The Consumer Financial Protection Bureau issued a Request for Comment on a proposed policy regarding No-Action Letters. Under the proposed policy, the Bureau could

issue no-action letters (NALs) to specific applicants in instances involving innovative financial products or services that promise substantial consumer benefit where there is substantial uncertainty whether or how specific provisions of statutes or regulations implemented by the Bureau would be applied (for example if, because of intervening technological developments, the application of statutes and regulations to a new project is novel and complicated). The Policy is also designed to enhance compliance with applicable federal consumer financial laws. (79 F.R. 62119)

The notice goes on,

The Bureau recognizes that, in certain circumstances, some may perceive that the current regulatory framework may hinder the development of innovative financial products that promise substantial consumer benefit because, for example, existing laws and rules did not contemplate such products. In such circumstances, it may be substantially uncertain whether or how specific provisions of certain statutes and regulations should be applied to such a product—and thus whether the federal agency tasked with administering those portions of a statute or regulation may bring an enforcement or supervisory action against the developer of the product for failure to comply with those laws. Such regulatory uncertainty may discourage innovators from entering a market, or make it difficult for them to develop suitable products or attract sufficient investment or other support.

Federal agencies can reduce such regulatory uncertainty in a variety of ways. For example, an agency may clarify the application of its statutes and regulations to the type of product in question—by rulemaking or by the issuance of less formal guidance. Alternatively, an agency may provide some form of notification that it does not intend to recommend initiation of an enforcement or supervisory action against an entity based on the application of specific identified provisions of statutes or regulations to its offering of a particular product. This proposal is concerned with the latter means of reducing regulatory uncertainty in limited circumstances. (79 F.R. 62119)

This notice certainly identifies a problem inherent in the complex regulatory state we live in — heavy regulation can impede innovation. It is a good thing to try to address that problem, but it is far from certain how effective a No Action regime will be in that regard. It is hard to imagine that it could do any harm though, so it is certainly a reasonable step to take.

Your thoughts? Comments are due December 15th, so get crackin’!

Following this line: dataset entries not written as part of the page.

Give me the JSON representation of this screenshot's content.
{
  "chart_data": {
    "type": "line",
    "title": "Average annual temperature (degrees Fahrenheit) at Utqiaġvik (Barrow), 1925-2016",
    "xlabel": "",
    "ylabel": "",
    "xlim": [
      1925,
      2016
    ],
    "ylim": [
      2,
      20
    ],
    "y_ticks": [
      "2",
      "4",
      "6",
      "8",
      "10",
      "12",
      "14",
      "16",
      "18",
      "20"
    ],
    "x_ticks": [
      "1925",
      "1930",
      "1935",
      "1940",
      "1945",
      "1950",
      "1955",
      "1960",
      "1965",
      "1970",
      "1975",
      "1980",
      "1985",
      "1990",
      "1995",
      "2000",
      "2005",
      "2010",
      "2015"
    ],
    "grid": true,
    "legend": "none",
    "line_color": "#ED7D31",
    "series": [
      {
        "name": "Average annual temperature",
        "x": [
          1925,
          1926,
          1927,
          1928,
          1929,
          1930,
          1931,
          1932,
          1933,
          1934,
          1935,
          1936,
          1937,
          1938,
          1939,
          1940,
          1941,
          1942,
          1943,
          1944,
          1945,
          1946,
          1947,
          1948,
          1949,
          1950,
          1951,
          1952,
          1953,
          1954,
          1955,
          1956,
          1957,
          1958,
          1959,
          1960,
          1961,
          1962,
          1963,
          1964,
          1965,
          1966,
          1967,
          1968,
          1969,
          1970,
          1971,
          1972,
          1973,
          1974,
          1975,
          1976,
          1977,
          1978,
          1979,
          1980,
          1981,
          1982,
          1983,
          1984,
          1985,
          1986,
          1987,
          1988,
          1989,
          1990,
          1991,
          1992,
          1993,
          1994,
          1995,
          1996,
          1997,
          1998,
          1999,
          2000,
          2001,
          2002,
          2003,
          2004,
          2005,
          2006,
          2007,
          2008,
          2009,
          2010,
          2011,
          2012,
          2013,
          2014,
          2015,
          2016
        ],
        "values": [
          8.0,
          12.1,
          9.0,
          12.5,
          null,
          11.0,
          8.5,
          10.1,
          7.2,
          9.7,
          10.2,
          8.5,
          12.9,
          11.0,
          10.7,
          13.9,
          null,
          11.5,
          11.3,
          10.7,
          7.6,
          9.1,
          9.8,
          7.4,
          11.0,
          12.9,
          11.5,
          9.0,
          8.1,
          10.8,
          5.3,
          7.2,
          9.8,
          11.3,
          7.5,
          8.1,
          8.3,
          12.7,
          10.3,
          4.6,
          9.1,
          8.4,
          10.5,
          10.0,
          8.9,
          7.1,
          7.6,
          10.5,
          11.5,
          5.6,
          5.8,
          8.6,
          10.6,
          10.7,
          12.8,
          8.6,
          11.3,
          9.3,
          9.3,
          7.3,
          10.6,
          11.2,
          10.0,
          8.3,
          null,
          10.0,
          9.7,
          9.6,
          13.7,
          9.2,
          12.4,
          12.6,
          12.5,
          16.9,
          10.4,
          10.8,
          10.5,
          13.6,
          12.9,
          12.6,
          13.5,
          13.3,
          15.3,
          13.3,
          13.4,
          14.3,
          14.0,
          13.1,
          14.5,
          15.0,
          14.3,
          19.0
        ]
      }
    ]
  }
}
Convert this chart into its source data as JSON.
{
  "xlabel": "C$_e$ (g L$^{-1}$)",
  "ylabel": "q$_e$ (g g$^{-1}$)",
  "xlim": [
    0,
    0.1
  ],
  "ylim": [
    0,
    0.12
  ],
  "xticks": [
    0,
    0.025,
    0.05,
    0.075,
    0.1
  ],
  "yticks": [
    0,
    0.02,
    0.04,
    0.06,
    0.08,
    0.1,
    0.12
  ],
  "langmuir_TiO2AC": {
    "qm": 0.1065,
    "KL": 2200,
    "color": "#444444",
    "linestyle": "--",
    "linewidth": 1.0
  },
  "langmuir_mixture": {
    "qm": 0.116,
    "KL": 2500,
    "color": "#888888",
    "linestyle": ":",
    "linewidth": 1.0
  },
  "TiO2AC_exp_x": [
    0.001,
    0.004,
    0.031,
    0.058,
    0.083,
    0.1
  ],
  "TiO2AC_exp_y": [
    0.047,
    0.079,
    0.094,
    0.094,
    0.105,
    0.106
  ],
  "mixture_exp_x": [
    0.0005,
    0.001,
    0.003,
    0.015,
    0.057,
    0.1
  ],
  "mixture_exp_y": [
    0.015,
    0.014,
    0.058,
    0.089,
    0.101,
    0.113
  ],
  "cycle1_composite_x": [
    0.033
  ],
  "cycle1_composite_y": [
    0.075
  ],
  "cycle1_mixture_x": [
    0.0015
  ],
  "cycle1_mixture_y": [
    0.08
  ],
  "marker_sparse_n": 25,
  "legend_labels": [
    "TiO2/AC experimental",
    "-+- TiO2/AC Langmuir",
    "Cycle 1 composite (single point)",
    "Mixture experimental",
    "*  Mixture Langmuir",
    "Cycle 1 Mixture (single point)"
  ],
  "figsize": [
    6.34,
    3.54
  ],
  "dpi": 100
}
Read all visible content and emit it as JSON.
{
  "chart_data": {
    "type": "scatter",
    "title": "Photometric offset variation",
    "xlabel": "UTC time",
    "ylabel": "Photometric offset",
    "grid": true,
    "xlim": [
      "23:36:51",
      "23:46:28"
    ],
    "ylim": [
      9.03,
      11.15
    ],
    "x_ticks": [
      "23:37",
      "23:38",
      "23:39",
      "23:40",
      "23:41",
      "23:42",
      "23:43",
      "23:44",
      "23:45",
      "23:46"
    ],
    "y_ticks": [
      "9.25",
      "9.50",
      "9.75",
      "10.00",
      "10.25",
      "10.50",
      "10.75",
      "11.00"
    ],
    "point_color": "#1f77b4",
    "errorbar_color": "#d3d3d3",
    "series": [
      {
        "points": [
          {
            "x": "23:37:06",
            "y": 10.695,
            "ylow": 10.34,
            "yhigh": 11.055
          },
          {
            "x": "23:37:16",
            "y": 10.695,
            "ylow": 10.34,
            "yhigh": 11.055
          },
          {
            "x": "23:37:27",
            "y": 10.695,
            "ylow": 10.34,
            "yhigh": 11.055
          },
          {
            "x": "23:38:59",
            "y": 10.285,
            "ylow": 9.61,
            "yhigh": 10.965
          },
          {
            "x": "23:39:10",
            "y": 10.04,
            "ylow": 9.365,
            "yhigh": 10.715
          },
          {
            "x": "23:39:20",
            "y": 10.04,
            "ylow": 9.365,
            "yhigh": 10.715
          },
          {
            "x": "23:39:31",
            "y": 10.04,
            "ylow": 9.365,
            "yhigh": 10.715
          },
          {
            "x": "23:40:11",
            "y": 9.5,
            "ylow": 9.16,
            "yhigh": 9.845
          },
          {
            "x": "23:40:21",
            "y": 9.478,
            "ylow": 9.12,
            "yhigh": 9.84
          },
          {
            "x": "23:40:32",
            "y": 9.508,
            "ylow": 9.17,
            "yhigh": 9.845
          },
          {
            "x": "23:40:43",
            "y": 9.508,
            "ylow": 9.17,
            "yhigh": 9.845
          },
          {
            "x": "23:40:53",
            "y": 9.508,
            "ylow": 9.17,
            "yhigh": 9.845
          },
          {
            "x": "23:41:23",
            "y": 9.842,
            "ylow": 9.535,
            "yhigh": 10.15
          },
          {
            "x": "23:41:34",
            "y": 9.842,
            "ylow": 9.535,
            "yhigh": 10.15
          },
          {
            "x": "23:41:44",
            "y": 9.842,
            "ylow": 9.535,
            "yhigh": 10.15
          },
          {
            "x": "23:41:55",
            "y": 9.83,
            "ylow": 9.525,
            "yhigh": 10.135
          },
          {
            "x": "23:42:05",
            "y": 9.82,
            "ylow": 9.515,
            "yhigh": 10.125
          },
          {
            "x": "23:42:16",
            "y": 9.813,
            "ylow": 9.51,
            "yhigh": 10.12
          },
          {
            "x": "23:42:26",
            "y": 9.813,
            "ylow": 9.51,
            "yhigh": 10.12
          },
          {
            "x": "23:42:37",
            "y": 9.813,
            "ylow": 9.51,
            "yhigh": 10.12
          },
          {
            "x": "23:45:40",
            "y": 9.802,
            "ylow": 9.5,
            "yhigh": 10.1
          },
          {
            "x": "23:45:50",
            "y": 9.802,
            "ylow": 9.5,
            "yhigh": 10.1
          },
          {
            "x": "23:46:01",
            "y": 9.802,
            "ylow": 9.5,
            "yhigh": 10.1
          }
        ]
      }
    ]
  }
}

November 14, 2014 | Permalink | No Comments

November 13, 2014

Reiss on Privatization of Fannie and Freddie

By David Reiss

BadCredit.org profiled an article of mine in Brooklaw Professor Pushes for Privatization of Fannie Mae/Freddie Mac. The profile opens,

Since the end of the Great Recession, policymakers, academics and economists have been struggling with a very difficult question — what should we do with Fannie Mae and Freddie Mac? Should the government continue its role in providing mortgage credit to millions of American?

Fordham University Associate Professor of Law and Ethics Brent J. Horton made a proposal in his forthcoming paper “For the Protection of Investors and the Public: Why Fannie Mae’s Mortgage-Backed Securities Should Be Subject to the Disclosure Requirements of the Securities Act of 1933“:

“The best way to reduce risk taking at Fannie Mae is to subject its MBS offerings to the disclosure requirements of the Securities Act of 1933,” Horton writes.

However, Brooklyn Law School Professor of Law David Reiss believes “the problems inherent in Fannie Mae’s structure are greater than those that increased disclosure can address.”

In his response, titled “Who Should Be Providing Mortgage Credit to American Households?” Reiss points to increased privatization as one way to address the question of what to do with Fannie Mae and Freddi Mac.